Pregare è, tra l’altro, riaccendere questa attesa; mettersi davanti a Dio – non per ricordargli le sue promesse, ma per ricordarle noi – in ginocchio, perché quei beni che aspettiamo non sono in alcun modo meritati né dovuti, ma ne abbiamo tanto bisogno. Tutto il dolore del mondo, specialmente quello innocente, ma anche quello meno innocente, grida verso Dio e chiede che si compia la sua volontà e venga finalmente il suo regno.
Tuttavia la speranza e la preghiera non spingono i credenti verso il fatalismo, la rassegnazione e l’inazione: Gesù ci ha chiesto di vegliare e operare in attesa della sua venuta. Anche perché prima ci saranno guerre e rivoluzioni, terremoti, carestie e pestilenze “ma non sarà subito la fine” (cf. Lc 21,9-11). Innegabile: tutte queste cose accadono da duemila anni e la fine non è ancora arrivata. Però tutto questo “vi darà occasione di render testimonianza” (Lc 21,13), persecuzione compresa, molto diffusa nel mondo e in crescita anche in Europa.

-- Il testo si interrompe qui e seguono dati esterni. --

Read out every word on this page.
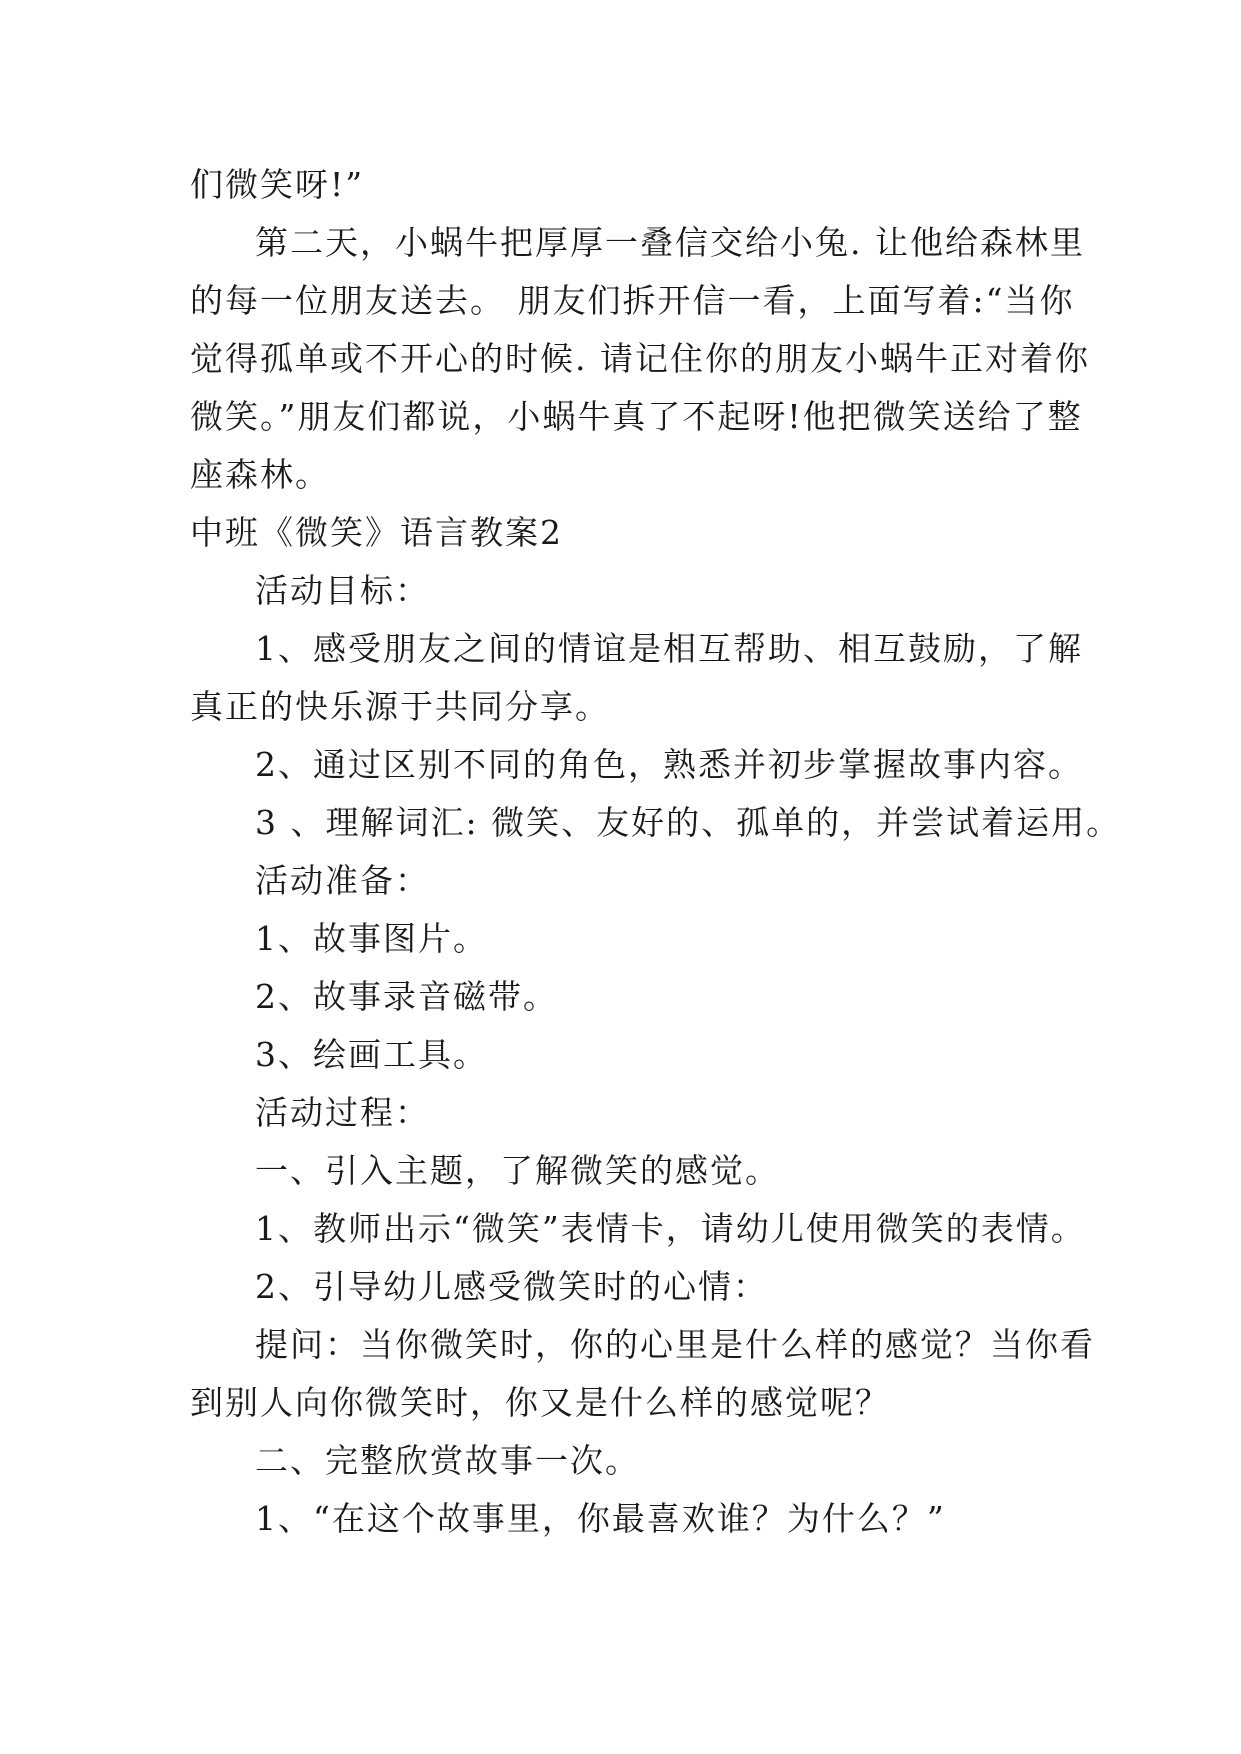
们微笑呀!”
第二天，小蜗牛把厚厚一叠信交给小兔. 让他给森林里
的每一位朋友送去。 朋友们拆开信一看，上面写着:“当你
觉得孤单或不开心的时候. 请记住你的朋友小蜗牛正对着你
微笑。”朋友们都说，小蜗牛真了不起呀!他把微笑送给了整
座森林。
中班《微笑》语言教案2
活动目标：
1、感受朋友之间的情谊是相互帮助、相互鼓励，了解
真正的快乐源于共同分享。
2、通过区别不同的角色，熟悉并初步掌握故事内容。
3 、理解词汇: 微笑、友好的、孤单的，并尝试着运用。
活动准备：
1、故事图片。
2、故事录音磁带。
3、绘画工具。
活动过程：
一、引入主题，了解微笑的感觉。
1、教师出示“微笑”表情卡，请幼儿使用微笑的表情。
2、引导幼儿感受微笑时的心情：
提问：当你微笑时，你的心里是什么样的感觉？当你看
到别人向你微笑时，你又是什么样的感觉呢？
二、完整欣赏故事一次。
1、“在这个故事里，你最喜欢谁？为什么？”
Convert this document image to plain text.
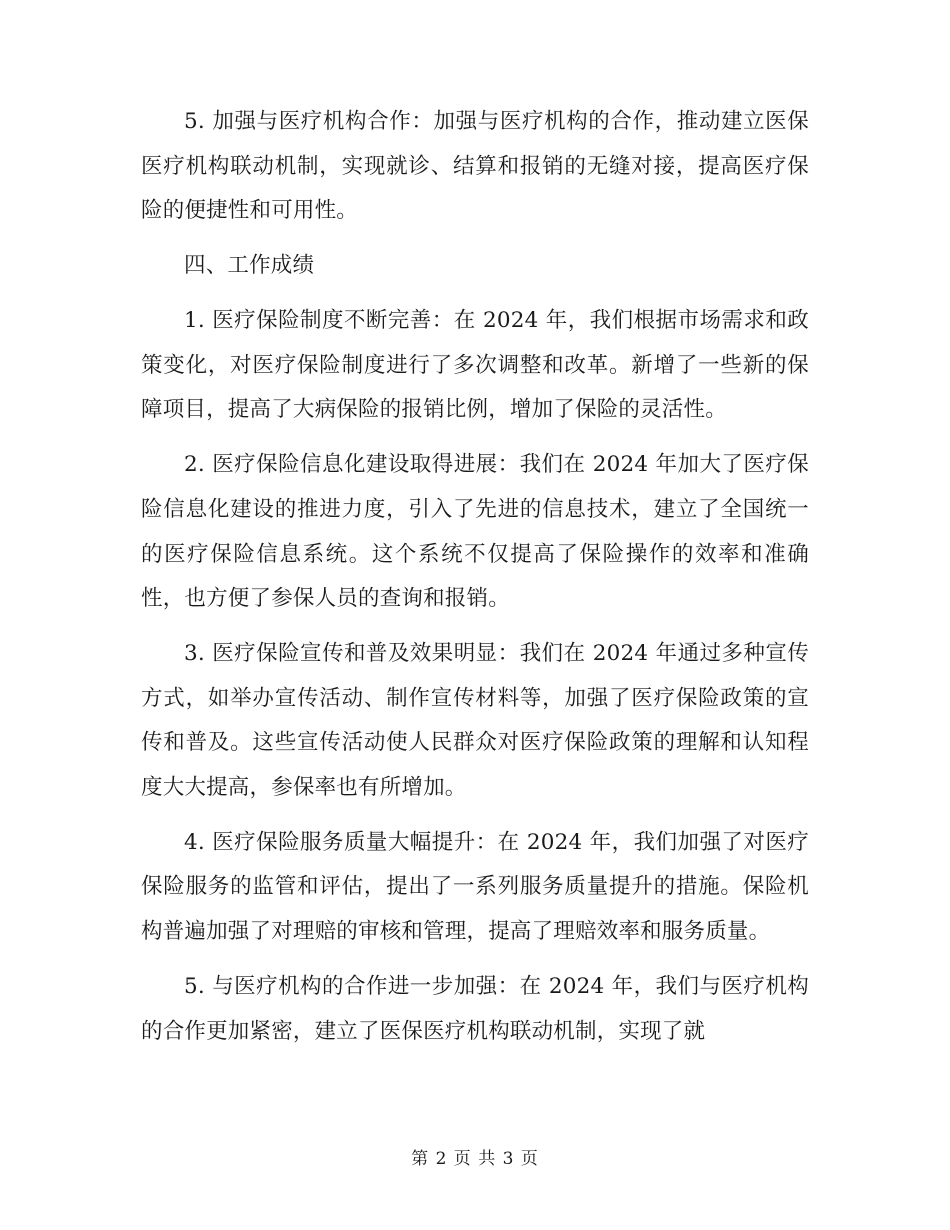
5. 加强与医疗机构合作：加强与医疗机构的合作，推动建立医保医疗机构联动机制，实现就诊、结算和报销的无缝对接，提高医疗保险的便捷性和可用性。

四、工作成绩

1. 医疗保险制度不断完善：在 2024 年，我们根据市场需求和政策变化，对医疗保险制度进行了多次调整和改革。新增了一些新的保障项目，提高了大病保险的报销比例，增加了保险的灵活性。

2. 医疗保险信息化建设取得进展：我们在 2024 年加大了医疗保险信息化建设的推进力度，引入了先进的信息技术，建立了全国统一的医疗保险信息系统。这个系统不仅提高了保险操作的效率和准确性，也方便了参保人员的查询和报销。

3. 医疗保险宣传和普及效果明显：我们在 2024 年通过多种宣传方式，如举办宣传活动、制作宣传材料等，加强了医疗保险政策的宣传和普及。这些宣传活动使人民群众对医疗保险政策的理解和认知程度大大提高，参保率也有所增加。

4. 医疗保险服务质量大幅提升：在 2024 年，我们加强了对医疗保险服务的监管和评估，提出了一系列服务质量提升的措施。保险机构普遍加强了对理赔的审核和管理，提高了理赔效率和服务质量。

5. 与医疗机构的合作进一步加强：在 2024 年，我们与医疗机构的合作更加紧密，建立了医保医疗机构联动机制，实现了就

第 2 页 共 3 页
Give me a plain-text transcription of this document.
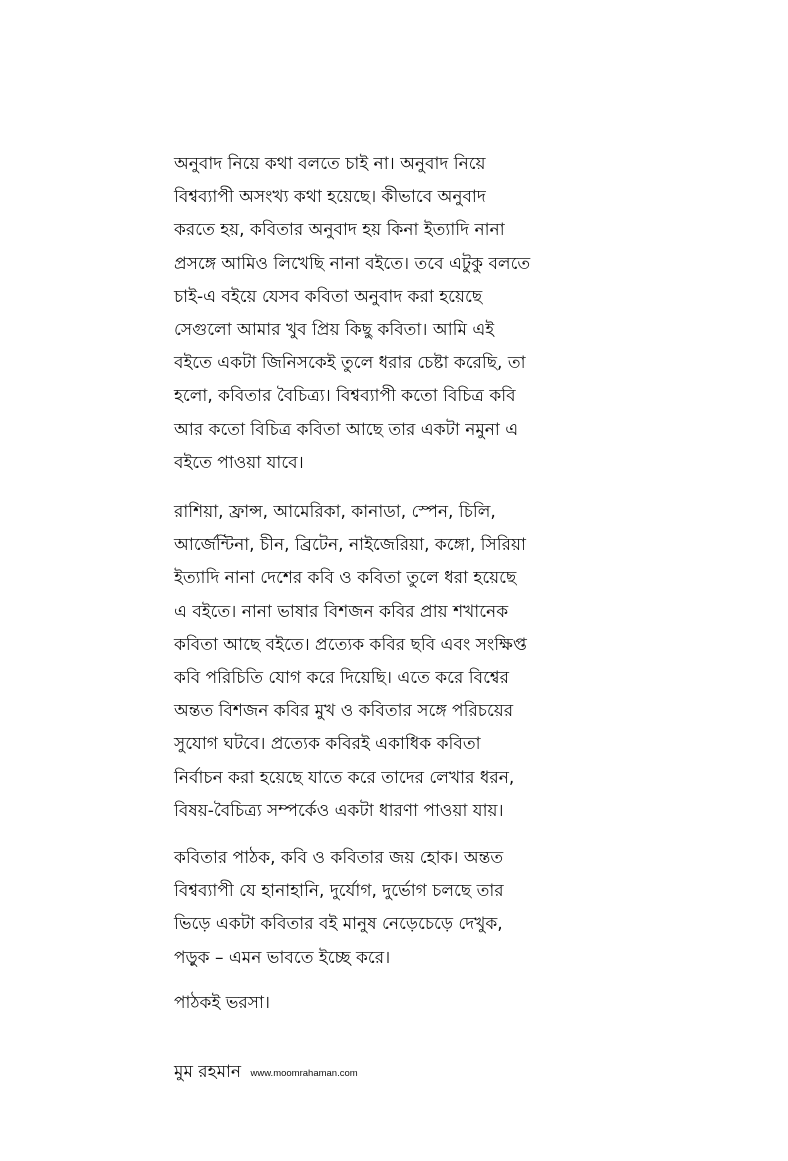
অনুবাদ নিয়ে কথা বলতে চাই না। অনুবাদ নিয়ে
বিশ্বব্যাপী অসংখ্য কথা হয়েছে। কীভাবে অনুবাদ
করতে হয়, কবিতার অনুবাদ হয় কিনা ইত্যাদি নানা
প্রসঙ্গে আমিও লিখেছি নানা বইতে। তবে এটুকু বলতে
চাই-এ বইয়ে যেসব কবিতা অনুবাদ করা হয়েছে
সেগুলো আমার খুব প্রিয় কিছু কবিতা। আমি এই
বইতে একটা জিনিসকেই তুলে ধরার চেষ্টা করেছি, তা
হলো, কবিতার বৈচিত্র্য। বিশ্বব্যাপী কতো বিচিত্র কবি
আর কতো বিচিত্র কবিতা আছে তার একটা নমুনা এ
বইতে পাওয়া যাবে।

রাশিয়া, ফ্রান্স, আমেরিকা, কানাডা, স্পেন, চিলি,
আর্জেন্টিনা, চীন, ব্রিটেন, নাইজেরিয়া, কঙ্গো, সিরিয়া
ইত্যাদি নানা দেশের কবি ও কবিতা তুলে ধরা হয়েছে
এ বইতে। নানা ভাষার বিশজন কবির প্রায় শখানেক
কবিতা আছে বইতে। প্রত্যেক কবির ছবি এবং সংক্ষিপ্ত
কবি পরিচিতি যোগ করে দিয়েছি। এতে করে বিশ্বের
অন্তত বিশজন কবির মুখ ও কবিতার সঙ্গে পরিচয়ের
সুযোগ ঘটবে। প্রত্যেক কবিরই একাধিক কবিতা
নির্বাচন করা হয়েছে যাতে করে তাদের লেখার ধরন,
বিষয়-বৈচিত্র্য সম্পর্কেও একটা ধারণা পাওয়া যায়।

কবিতার পাঠক, কবি ও কবিতার জয় হোক। অন্তত
বিশ্বব্যাপী যে হানাহানি, দুর্যোগ, দুর্ভোগ চলছে তার
ভিড়ে একটা কবিতার বই মানুষ নেড়েচেড়ে দেখুক,
পড়ুক – এমন ভাবতে ইচ্ছে করে।

পাঠকই ভরসা।

মুম রহমান www.moomrahaman.com
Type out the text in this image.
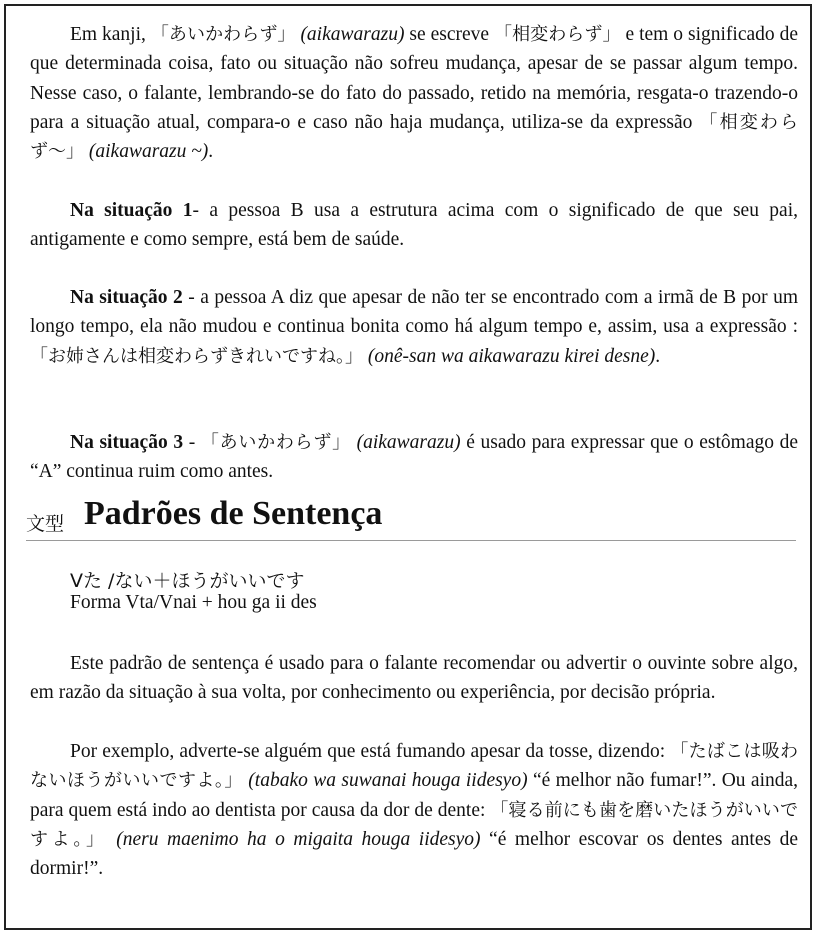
Em kanji, 「あいかわらず」 (aikawarazu) se escreve 「相変わらず」 e tem o significado de que determinada coisa, fato ou situação não sofreu mudança, apesar de se passar algum tempo. Nesse caso, o falante, lembrando-se do fato do passado, retido na memória, resgata-o trazendo-o para a situação atual, compara-o e caso não haja mudança, utiliza-se da expressão 「相変わらず〜」 (aikawarazu ~).

Na situação 1- a pessoa B usa a estrutura acima com o significado de que seu pai, antigamente e como sempre, está bem de saúde.

Na situação 2 - a pessoa A diz que apesar de não ter se encontrado com a irmã de B por um longo tempo, ela não mudou e continua bonita como há algum tempo e, assim, usa a expressão : 「お姉さんは相変わらずきれいですね。」 (onê-san wa aikawarazu kirei desne).

Na situação 3 - 「あいかわらず」 (aikawarazu) é usado para expressar que o estômago de “A” continua ruim como antes.

文型 Padrões de Sentença
Vた /ない＋ほうがいいです
Forma Vta/Vnai + hou ga ii des

Este padrão de sentença é usado para o falante recomendar ou advertir o ouvinte sobre algo, em razão da situação à sua volta, por conhecimento ou experiência, por decisão própria.

Por exemplo, adverte-se alguém que está fumando apesar da tosse, dizendo: 「たばこは吸わないほうがいいですよ。」 (tabako wa suwanai houga iidesyo) “é melhor não fumar!”. Ou ainda, para quem está indo ao dentista por causa da dor de dente: 「寝る前にも歯を磨いたほうがいいですよ。」 (neru maenimo ha o migaita houga iidesyo) “é melhor escovar os dentes antes de dormir!”.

Profeti di sventura, apocalittici e sedicenti veggenti che annunciano la fine prossima ventura si sono moltiplicati negli ultimi anni. Anche questo era già scritto: “Guardate di non lasciarvi ingannare. Molti verranno sotto il mio nome dicendo: ‘Sono io’ e: ‘Il tempo è prossimo’; non seguiteli” (Lc 21,8). Invece hanno molto seguito perché fanno leva sulla paura e promettono una salvezza molto terra-terra: la sopravvivenza, la salute del corpo, il buon esito delle proprie iniziative. Ma è davvero tutto qui, quel che possiamo sperare?
Come tutto il resto dell’umanità, possiamo sperare che il nuovo anno sia migliore e che vada tutto bene, o almeno meglio dell’anno trascorso, ma già Leopardi nel suo celebre “Dialogo di un venditore di almanacchi e di un passeggero” aveva evidenziato la vacuità di questo genere di speranza. Davvero vogliamo accontentarci di questo “Spero, anche se in fondo non ci credo”?
L’altra possibilità, scartando il pessimismo e la disperazione, è sperare come cristiani, vale a dire attendere in modo vigile e operoso che si compiano le promesse del Signore Gesù, non solo alla fine dei tempi, ma anche nella vita quotidiana, cogliendo le occasioni per dare testimonianza. Che non mancheranno, questo è sicuro.